Thank you xevi, did not know that, in the future will avoid gelling these fruits. I really liked the pictures of zastela_asteri and because she used kiwi and still is tight jelly wonderful, so initially rejected the problem is in the fruit. As mentioned Aliana probably kiwi is pretreated in some way. Thank you girls :)

The cake is delicious and easy to prepare. Gel - Use pre jelly cakes.

Maybe you should poobyasnish ​​what the finished jelly - I have not seen, at least I can not remember what it is :)

I think that speaks for elenaraikova88 ready glaze cake, I have one of Stilla dolce (red and yellow), powder sachets of 12 grams. dissolved in 250 ml. water + sugar (I've seen this and Oetker). Once the boil pour over the cake becomes like jelly. Will upload photos to see it.

to the red glaze of stilla dolce (from Kaufland 5 pcs per pack) a few days ago I did a similar thing with kiwi sour cream and biscuits. glaze and put in 1/4 water and 2L sugar, boil while stirring and pour in the / u cake :)

online87, kiwi and you gel well with this glaze? I have of both colors, but I still enjoyed them and not be shot, I decided to cover the cake with plain gelatin ... well, I do not get properly :)

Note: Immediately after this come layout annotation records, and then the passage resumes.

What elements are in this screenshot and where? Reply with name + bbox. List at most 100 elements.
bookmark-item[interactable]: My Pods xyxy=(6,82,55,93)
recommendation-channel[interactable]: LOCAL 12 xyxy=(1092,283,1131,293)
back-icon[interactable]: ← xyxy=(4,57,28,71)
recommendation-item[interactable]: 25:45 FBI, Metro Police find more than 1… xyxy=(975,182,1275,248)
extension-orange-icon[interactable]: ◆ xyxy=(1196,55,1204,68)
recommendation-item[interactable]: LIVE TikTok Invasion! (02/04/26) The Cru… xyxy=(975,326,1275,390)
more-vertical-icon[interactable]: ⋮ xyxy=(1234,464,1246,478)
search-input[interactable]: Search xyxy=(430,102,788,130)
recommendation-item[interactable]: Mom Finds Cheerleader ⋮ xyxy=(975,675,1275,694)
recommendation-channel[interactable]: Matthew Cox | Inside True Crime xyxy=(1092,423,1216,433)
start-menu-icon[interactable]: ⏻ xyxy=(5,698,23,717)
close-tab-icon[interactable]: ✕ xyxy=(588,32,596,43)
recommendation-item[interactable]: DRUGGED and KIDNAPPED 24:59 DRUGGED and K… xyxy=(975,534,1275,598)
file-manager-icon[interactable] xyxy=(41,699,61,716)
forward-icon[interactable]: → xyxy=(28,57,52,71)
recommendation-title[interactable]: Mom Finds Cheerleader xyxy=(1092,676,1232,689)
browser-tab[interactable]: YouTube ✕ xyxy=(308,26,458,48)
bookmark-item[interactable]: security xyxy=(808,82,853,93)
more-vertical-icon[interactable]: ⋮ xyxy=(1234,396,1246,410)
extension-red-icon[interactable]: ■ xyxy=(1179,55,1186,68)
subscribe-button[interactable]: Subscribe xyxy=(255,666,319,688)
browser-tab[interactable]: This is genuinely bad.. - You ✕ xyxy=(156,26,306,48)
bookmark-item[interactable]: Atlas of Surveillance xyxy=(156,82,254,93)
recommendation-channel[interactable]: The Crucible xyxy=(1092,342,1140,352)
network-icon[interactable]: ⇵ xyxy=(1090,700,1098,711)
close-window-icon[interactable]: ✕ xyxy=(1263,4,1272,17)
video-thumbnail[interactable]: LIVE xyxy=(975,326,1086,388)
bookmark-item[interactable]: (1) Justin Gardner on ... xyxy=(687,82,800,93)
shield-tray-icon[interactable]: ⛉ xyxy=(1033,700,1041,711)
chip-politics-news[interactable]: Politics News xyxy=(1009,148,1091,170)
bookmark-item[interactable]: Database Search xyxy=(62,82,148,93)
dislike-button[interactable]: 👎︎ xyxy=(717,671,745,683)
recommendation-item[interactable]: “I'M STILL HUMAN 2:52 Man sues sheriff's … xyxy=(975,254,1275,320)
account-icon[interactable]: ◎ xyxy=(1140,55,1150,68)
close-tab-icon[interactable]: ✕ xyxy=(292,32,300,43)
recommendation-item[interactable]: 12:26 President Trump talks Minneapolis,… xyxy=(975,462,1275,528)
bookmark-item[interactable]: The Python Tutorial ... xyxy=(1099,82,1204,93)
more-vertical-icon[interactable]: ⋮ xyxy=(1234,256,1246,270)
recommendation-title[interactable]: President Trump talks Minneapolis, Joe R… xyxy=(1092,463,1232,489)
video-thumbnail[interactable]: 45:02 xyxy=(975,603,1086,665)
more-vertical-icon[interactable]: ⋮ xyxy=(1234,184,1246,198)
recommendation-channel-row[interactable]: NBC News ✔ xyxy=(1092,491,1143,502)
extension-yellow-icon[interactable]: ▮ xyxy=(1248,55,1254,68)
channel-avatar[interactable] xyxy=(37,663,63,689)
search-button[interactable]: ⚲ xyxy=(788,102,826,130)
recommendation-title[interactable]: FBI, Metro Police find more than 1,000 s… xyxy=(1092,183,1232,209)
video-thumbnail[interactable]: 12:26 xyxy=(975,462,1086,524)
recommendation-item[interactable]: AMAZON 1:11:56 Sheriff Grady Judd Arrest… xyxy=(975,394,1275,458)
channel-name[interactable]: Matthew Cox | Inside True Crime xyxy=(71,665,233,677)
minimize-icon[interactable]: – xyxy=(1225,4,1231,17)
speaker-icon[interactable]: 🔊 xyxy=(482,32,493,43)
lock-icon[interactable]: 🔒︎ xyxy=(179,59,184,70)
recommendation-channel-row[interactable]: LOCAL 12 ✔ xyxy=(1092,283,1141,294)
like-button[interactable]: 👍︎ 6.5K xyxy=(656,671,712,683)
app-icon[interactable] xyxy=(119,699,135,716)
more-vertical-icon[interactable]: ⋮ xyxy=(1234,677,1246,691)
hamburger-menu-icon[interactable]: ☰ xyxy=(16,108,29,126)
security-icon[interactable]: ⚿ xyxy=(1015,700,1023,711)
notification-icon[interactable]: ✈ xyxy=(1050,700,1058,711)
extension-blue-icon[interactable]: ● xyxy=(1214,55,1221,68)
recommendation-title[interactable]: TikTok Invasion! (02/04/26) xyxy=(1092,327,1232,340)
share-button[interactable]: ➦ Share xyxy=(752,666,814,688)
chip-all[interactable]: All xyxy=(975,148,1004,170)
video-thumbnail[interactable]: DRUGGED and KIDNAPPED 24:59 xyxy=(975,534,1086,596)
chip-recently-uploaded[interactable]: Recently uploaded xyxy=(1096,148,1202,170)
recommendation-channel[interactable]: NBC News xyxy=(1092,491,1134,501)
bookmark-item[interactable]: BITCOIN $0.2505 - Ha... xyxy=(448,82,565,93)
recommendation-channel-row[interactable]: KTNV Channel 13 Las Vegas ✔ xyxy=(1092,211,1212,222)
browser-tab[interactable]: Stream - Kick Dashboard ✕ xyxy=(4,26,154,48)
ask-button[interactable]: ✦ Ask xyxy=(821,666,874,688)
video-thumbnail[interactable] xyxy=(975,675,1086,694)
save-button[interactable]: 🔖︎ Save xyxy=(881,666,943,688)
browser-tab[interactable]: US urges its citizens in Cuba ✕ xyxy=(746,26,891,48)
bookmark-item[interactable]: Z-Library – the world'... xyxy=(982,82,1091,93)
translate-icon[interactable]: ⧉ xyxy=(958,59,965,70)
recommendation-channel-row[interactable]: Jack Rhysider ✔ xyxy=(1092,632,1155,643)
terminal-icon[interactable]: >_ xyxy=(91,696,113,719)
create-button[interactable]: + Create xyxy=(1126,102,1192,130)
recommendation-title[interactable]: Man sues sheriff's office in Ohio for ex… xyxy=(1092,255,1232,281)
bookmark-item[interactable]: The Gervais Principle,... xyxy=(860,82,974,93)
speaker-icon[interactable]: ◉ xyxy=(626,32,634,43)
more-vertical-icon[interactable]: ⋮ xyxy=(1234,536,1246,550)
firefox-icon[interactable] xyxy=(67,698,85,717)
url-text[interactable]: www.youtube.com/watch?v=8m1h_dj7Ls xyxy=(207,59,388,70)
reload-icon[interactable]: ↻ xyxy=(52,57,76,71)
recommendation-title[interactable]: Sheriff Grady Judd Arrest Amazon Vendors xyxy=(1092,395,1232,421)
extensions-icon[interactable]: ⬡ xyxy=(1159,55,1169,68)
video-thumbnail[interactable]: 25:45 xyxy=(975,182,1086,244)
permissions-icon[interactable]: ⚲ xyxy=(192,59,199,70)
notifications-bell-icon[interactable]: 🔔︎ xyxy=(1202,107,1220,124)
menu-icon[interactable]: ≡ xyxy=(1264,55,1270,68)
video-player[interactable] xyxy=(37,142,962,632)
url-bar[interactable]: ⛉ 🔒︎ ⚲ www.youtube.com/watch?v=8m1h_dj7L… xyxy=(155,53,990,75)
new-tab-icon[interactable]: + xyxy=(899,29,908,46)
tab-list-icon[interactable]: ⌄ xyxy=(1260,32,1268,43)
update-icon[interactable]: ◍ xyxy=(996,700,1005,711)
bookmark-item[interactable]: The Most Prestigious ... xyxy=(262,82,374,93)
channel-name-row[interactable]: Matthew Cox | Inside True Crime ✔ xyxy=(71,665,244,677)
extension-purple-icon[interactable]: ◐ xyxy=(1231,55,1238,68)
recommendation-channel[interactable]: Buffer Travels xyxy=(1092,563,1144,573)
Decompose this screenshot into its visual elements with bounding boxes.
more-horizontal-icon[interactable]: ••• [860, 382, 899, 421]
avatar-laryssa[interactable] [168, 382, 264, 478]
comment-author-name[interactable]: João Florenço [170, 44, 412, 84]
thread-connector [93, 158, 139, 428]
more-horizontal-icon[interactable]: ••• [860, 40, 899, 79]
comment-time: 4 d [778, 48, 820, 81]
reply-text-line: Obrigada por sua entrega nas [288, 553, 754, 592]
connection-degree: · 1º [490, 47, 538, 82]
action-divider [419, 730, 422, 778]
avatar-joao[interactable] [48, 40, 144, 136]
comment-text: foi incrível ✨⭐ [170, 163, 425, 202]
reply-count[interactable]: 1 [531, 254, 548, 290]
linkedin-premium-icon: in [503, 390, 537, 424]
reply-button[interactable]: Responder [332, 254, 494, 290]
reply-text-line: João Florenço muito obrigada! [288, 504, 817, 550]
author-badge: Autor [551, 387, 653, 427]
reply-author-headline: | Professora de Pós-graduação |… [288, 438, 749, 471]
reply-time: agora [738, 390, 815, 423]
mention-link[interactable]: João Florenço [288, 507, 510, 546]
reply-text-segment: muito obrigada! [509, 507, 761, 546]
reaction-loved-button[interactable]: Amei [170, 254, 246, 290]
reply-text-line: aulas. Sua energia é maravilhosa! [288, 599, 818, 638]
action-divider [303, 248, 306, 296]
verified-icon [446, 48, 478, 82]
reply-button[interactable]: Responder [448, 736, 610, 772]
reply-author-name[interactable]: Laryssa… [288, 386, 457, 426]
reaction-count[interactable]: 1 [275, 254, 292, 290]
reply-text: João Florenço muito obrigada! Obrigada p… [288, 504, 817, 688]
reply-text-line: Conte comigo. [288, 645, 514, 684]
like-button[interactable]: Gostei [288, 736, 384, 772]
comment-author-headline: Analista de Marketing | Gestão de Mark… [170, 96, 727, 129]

gelling and kept cutting only that somehow was not very shiny top would glow. another option to gel kiwi is being blanched fruit also can be gelled with white wine, lemon juice gelatin fruit liqueur and icing sugar :)

Thanks for the reply online87, if comfortable would you explain to my personal (whom you have time) how Steamed kiwi.

This glaze, which talk is based on starch but not gelatin. Naturally, it tightens otherwise. I with her glaziram any prodovi cakes, but it is not jelly;) It makes a thin coating on the fruit, just not dry while store cake. Red for red fruits - strawberries, raspberries, blueberries and so on. E., The right color look more intense. A colorless for all other fruit. Boil like any other cream with starch and generally is just that - starch boiled water :)

Hello, can you tell me if I make cream with brown sugar whether it be good?